There’s been evidence of that throughout Hoffs’s career, both with the Bangles and on her own. The Bangles revamped Simon & Garfunkel’s “A Hazy Shade of Winter,” and Hoffs has often covered tunes she grew up loving, including Lulu’s “To Sir With Love” and a particularly gorgeous rendition of the Velvet Underground’s “I’ll Be Your Mirror.”

“In the early ’80s, when the Bangles were first starting out, I worked in this ceramics factory that my aunt and uncle ran,” Hoffs says. “I was stuck alone in this room with no windows, and all I had was the oldies station on the radio. That’s when I heard Simon & Garfunkel’s version of ‘A Hazy Shade of Winter.’ I thought, I’m going to rehearsal tonight. This is a perfect song for the Bangles!”

“Someday,” which Hoffs released on her own label, Baroque Folk, brims with buoyant melodies and orchestral arrangements. More than a straight homage to the ’60s, the album embodies the spirit of that decade, a time Hoffs considers was a melding of pop music with country and soul influences.

“It wasn’t a conscious idea: this is the assignment — make a ’60s record. It wasn’t like that,” she says. “It evolved into a more formal concept when Mitchell [Froom, who produced the record] started to play piano and sit in the room with us. We could have done a stripped-down, more folk version of this record. But then we got so excited about the idea of really studying up on what made those ’60s records sound so cool: horns, flutes, strings, that kind of architecture.”

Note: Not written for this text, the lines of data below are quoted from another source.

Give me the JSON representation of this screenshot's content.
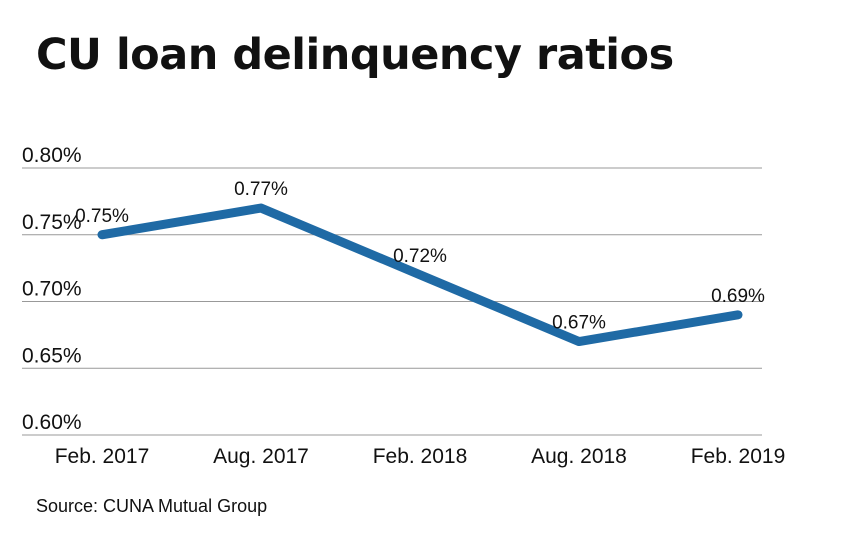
{
  "header": {
    "title": "CU loan delinquency ratios"
  },
  "footer": {
    "source": "Source: CUNA Mutual Group"
  },
  "chart_data": {
    "type": "line",
    "title": "CU loan delinquency ratios",
    "xlabel": "",
    "ylabel": "",
    "categories": [
      "Feb. 2017",
      "Aug. 2017",
      "Feb. 2018",
      "Aug. 2018",
      "Feb. 2019"
    ],
    "values": [
      0.75,
      0.77,
      0.72,
      0.67,
      0.69
    ],
    "data_labels": [
      "0.75%",
      "0.77%",
      "0.72%",
      "0.67%",
      "0.69%"
    ],
    "y_ticks": [
      0.8,
      0.75,
      0.7,
      0.65,
      0.6
    ],
    "y_tick_labels": [
      "0.80%",
      "0.75%",
      "0.70%",
      "0.65%",
      "0.60%"
    ],
    "ylim": [
      0.6,
      0.8
    ],
    "grid": true,
    "legend": "none",
    "line_color": "#1f6aa5",
    "grid_color": "#999999"
  }
}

“Someday” reminds you that Hoffs is perfectly suited to sunny, winsome material. In fact, her voice has hardly changed at all over the years; her performance on “Someday” isn’t that removed from how she sounded on, say, “Eternal Flame.” What’s her secret?

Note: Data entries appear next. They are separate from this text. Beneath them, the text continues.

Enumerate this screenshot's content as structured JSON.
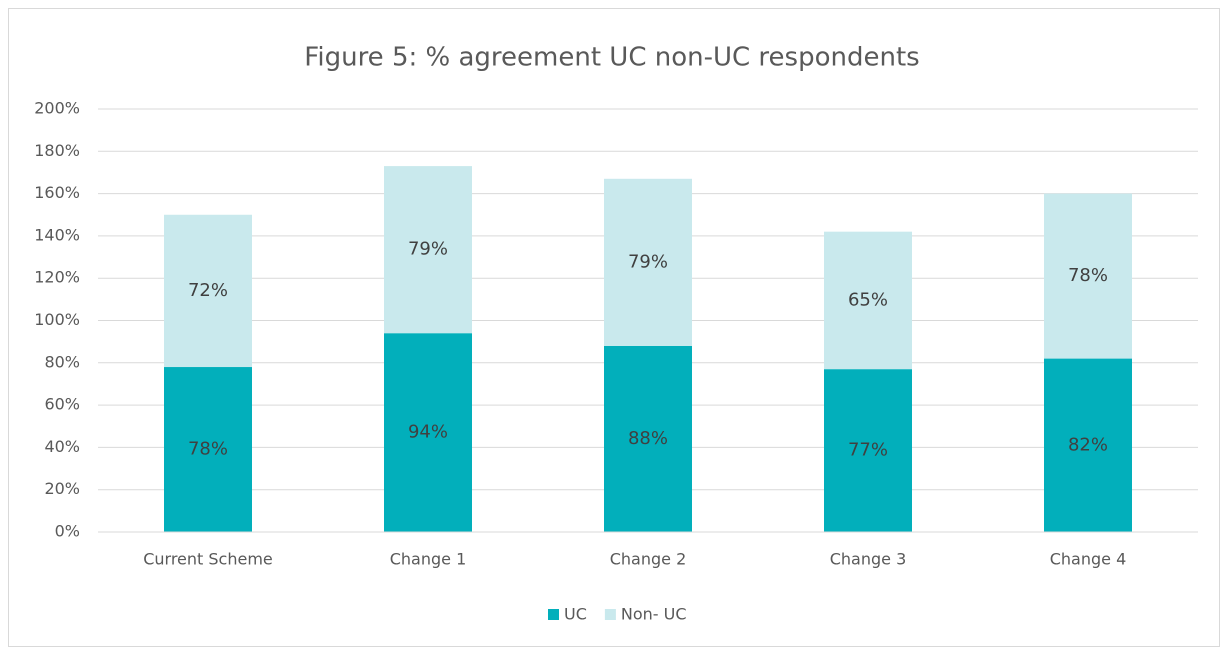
{
  "chart_data": {
    "type": "stacked_bar",
    "title": "Figure 5: % agreement UC non-UC respondents",
    "categories": [
      "Current Scheme",
      "Change 1",
      "Change 2",
      "Change 3",
      "Change 4"
    ],
    "series": [
      {
        "name": "UC",
        "color": "#02afbb",
        "values": [
          78,
          94,
          88,
          77,
          82
        ],
        "value_labels": [
          "78%",
          "94%",
          "88%",
          "77%",
          "82%"
        ]
      },
      {
        "name": "Non- UC",
        "color": "#c9e9ed",
        "values": [
          72,
          79,
          79,
          65,
          78
        ],
        "value_labels": [
          "72%",
          "79%",
          "79%",
          "65%",
          "78%"
        ]
      }
    ],
    "ylim": [
      0,
      200
    ],
    "yticks": [
      {
        "value": 0,
        "label": "0%"
      },
      {
        "value": 20,
        "label": "20%"
      },
      {
        "value": 40,
        "label": "40%"
      },
      {
        "value": 60,
        "label": "60%"
      },
      {
        "value": 80,
        "label": "80%"
      },
      {
        "value": 100,
        "label": "100%"
      },
      {
        "value": 120,
        "label": "120%"
      },
      {
        "value": 140,
        "label": "140%"
      },
      {
        "value": 160,
        "label": "160%"
      },
      {
        "value": 180,
        "label": "180%"
      },
      {
        "value": 200,
        "label": "200%"
      }
    ],
    "grid": true,
    "legend": "bottom"
  }
}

“People have been asking me that,” she says. “I don’t do anything really special. I feel like I’m learning every time I sing how to sing better. I’m having more fun with it. The truth is I’m just writing to my voice better.”

“Someday” is only Hoffs’s third solo album and first since her 1996 self-titled release. Given the long lapse between albums, she says part of the new album’s success was that it inspired her to write again.

“One thing that surprised me was that it was a lot easier to write at this point in my life,” Hoffs says. “There is a good thing about getting older: You have nothing to lose and become a bit more fearless. You can see your life from a different vantage point. You can look back and think, ‘OK, I did this and this and this.’ And now, what do I want to do?”

“The music business is so turned upside down from the music business I knew when I was in my 20s and running around the world as a Bangle,” she adds. “When I think about what my life was like then versus where I am now, it’s kind of nice to be in a place where I’m doing it just for the love of it.”